At my conference, I asked the amazingly knowledgeable Marilyn from the Norfolk Children's Books Centre to recommend five best recent books. This is the only way to keep up with the hundreds of new books published every year: ask colleagues. I used to do it every time I came to the UK: ask a colleague for a list of five best books, and then go to a large bookshop and ask for the five most popular books. This way I always ended up with ten books. Once I came home with a book called The Northern Lights. I think it became quite famous later.

Marilyn chose five books reflecting the theme of the conference, adolescent novel, among then Forbidden by Tabitha Suzuma. I must admit that I have never read anything by this author. I read 94 of the 417 pages before going to sleep yesterday. (Isn't it revealing that I can read a hundred pages of an adolescent novel in about the same time it takes me to read ten pages of The Magic Mountain or Moby-Dick). On these pages I have encountered so many clichees that I wonder whether the author is trying to win a competition in how much banality you can squeeze into a novel. Dysfunctional family. Absent father. Alcoholic mother who sleeps with every male she can get hold of. Half-autistic teenager with straight As in all subjects. Bullying classmates and stupid teachers. Have you read this before? I have. The back cover promises that the brother and sister fall in love with each other. I have read it before too, about fifteen years ago first time. I am a bit curious how explicit the incest is. It can be portrayed beautifully or disgustingly. But I wonder whether I want to go on reading. It's so profoundly poorly written. What do you give me for "stellar constellations"? There are two first-person narrators, and the alternating chapters are marked with their names, in case the reader doesn't notice. Although, it would be easy not to notice, because there is no difference whatsoever between the voices. I have read it before as well.

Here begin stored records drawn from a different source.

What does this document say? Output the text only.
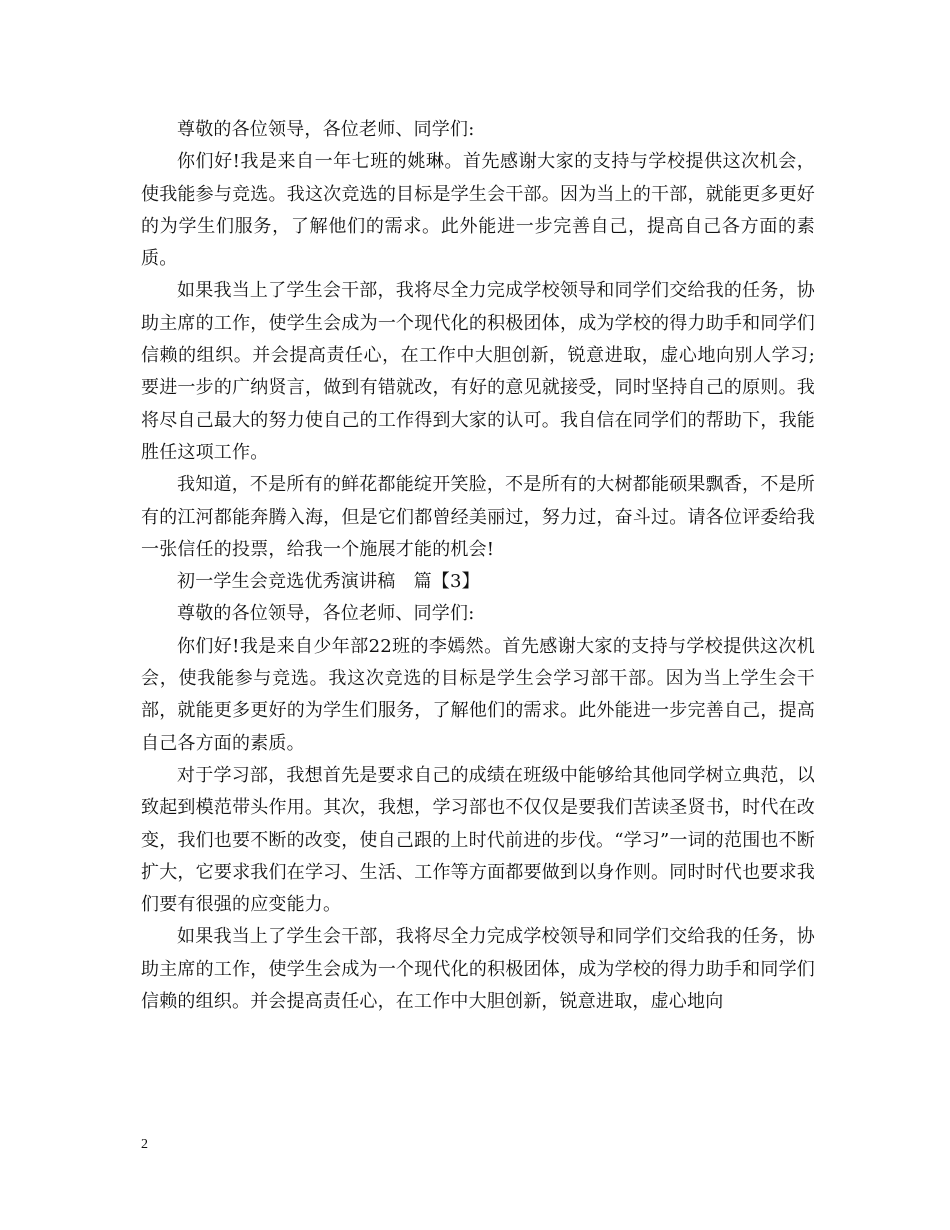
尊敬的各位领导，各位老师、同学们:

你们好!我是来自一年七班的姚琳。首先感谢大家的支持与学校提供这次机会，使我能参与竞选。我这次竞选的目标是学生会干部。因为当上的干部，就能更多更好的为学生们服务，了解他们的需求。此外能进一步完善自己，提高自己各方面的素质。

如果我当上了学生会干部，我将尽全力完成学校领导和同学们交给我的任务，协助主席的工作，使学生会成为一个现代化的积极团体，成为学校的得力助手和同学们信赖的组织。并会提高责任心，在工作中大胆创新，锐意进取，虚心地向别人学习;要进一步的广纳贤言，做到有错就改，有好的意见就接受，同时坚持自己的原则。我将尽自己最大的努力使自己的工作得到大家的认可。我自信在同学们的帮助下，我能胜任这项工作。

我知道，不是所有的鲜花都能绽开笑脸，不是所有的大树都能硕果飘香，不是所有的江河都能奔腾入海，但是它们都曾经美丽过，努力过，奋斗过。请各位评委给我一张信任的投票，给我一个施展才能的机会!

初一学生会竞选优秀演讲稿　篇【3】

尊敬的各位领导，各位老师、同学们:

你们好!我是来自少年部22班的李嫣然。首先感谢大家的支持与学校提供这次机会，使我能参与竞选。我这次竞选的目标是学生会学习部干部。因为当上学生会干部，就能更多更好的为学生们服务，了解他们的需求。此外能进一步完善自己，提高自己各方面的素质。

对于学习部，我想首先是要求自己的成绩在班级中能够给其他同学树立典范，以致起到模范带头作用。其次，我想，学习部也不仅仅是要我们苦读圣贤书，时代在改变，我们也要不断的改变，使自己跟的上时代前进的步伐。“学习”一词的范围也不断扩大，它要求我们在学习、生活、工作等方面都要做到以身作则。同时时代也要求我们要有很强的应变能力。

如果我当上了学生会干部，我将尽全力完成学校领导和同学们交给我的任务，协助主席的工作，使学生会成为一个现代化的积极团体，成为学校的得力助手和同学们信赖的组织。并会提高责任心，在工作中大胆创新，锐意进取，虚心地向

2
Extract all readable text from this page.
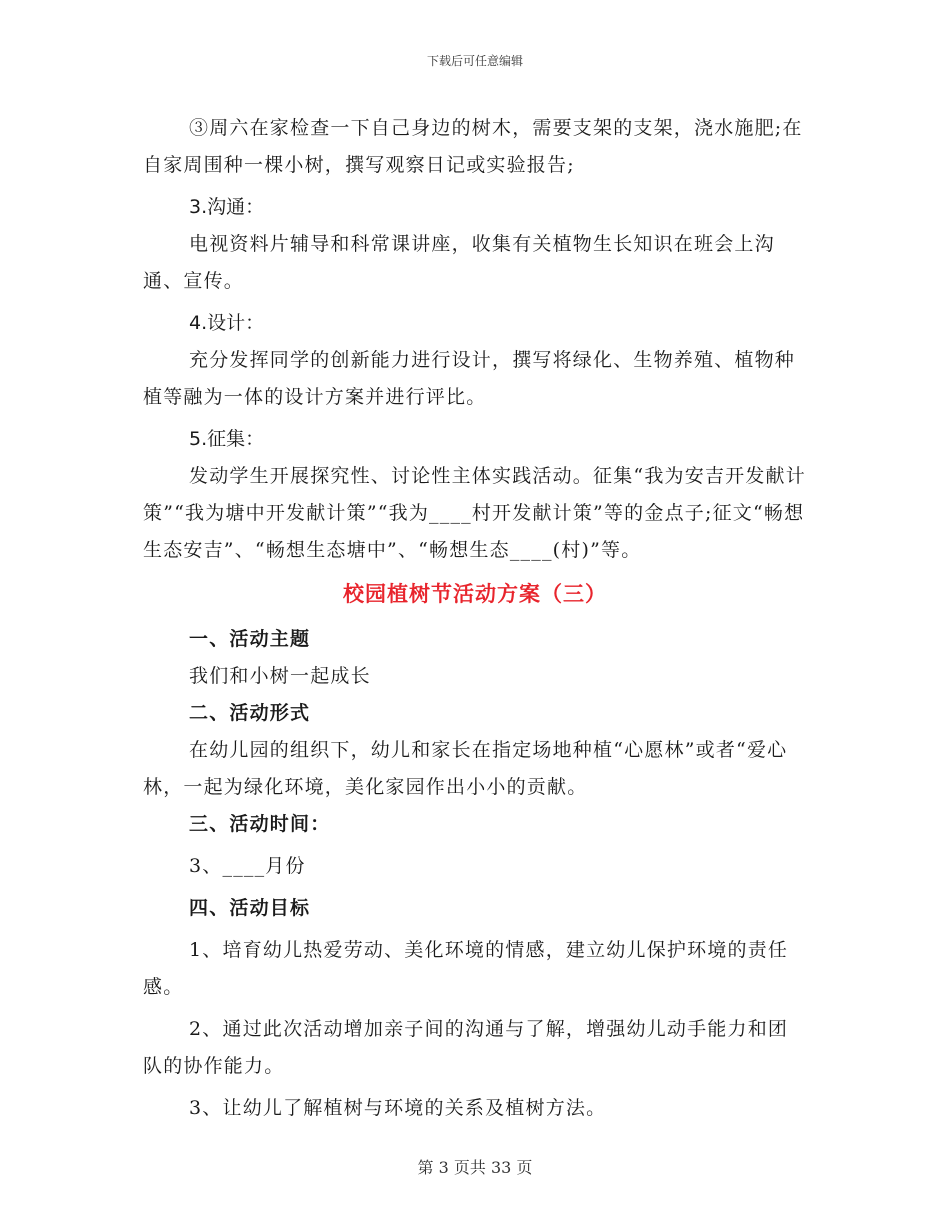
下载后可任意编辑

③周六在家检查一下自己身边的树木，需要支架的支架，浇水施肥;在自家周围种一棵小树，撰写观察日记或实验报告;

3.沟通：

电视资料片辅导和科常课讲座，收集有关植物生长知识在班会上沟通、宣传。

4.设计：

充分发挥同学的创新能力进行设计，撰写将绿化、生物养殖、植物种植等融为一体的设计方案并进行评比。

5.征集：

发动学生开展探究性、讨论性主体实践活动。征集“我为安吉开发献计策”“我为塘中开发献计策”“我为____村开发献计策”等的金点子;征文“畅想生态安吉”、“畅想生态塘中”、“畅想生态____(村)”等。

校园植树节活动方案（三）

一、活动主题

我们和小树一起成长

二、活动形式

在幼儿园的组织下，幼儿和家长在指定场地种植“心愿林”或者“爱心林，一起为绿化环境，美化家园作出小小的贡献。

三、活动时间：

3、____月份

四、活动目标

1、培育幼儿热爱劳动、美化环境的情感，建立幼儿保护环境的责任感。

2、通过此次活动增加亲子间的沟通与了解，增强幼儿动手能力和团队的协作能力。

3、让幼儿了解植树与环境的关系及植树方法。

第 3 页共 33 页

This is in no way a criticism of Marilyn. She didn't say it was a good book. She said it was an interesting book. It is my professional duty to read interesting books even when they are bad. It does not happen often that I don't read a book to the end, but I have been doing it more and more often recently. Life is much too short to waste your time on bad books.


Anonymous said...

I've been questioning the wisdom of my research project as I wonder what on earth to say about the many such books like that I read. Please say something inspiringly quotable! Lydia

Maria Nikolajeva said...

I did read the book to the end after all. The misery accumulated. Sex was clinically explicit and boring, and the first penetration was immediately followed by arrest and suicide, so the criminal siblings got their punishment.

The wisdom of your research, Lydia, is to interrogate the lure of sensation and to disclose the hidden ideology, just as you did so brilliantly with Twilight.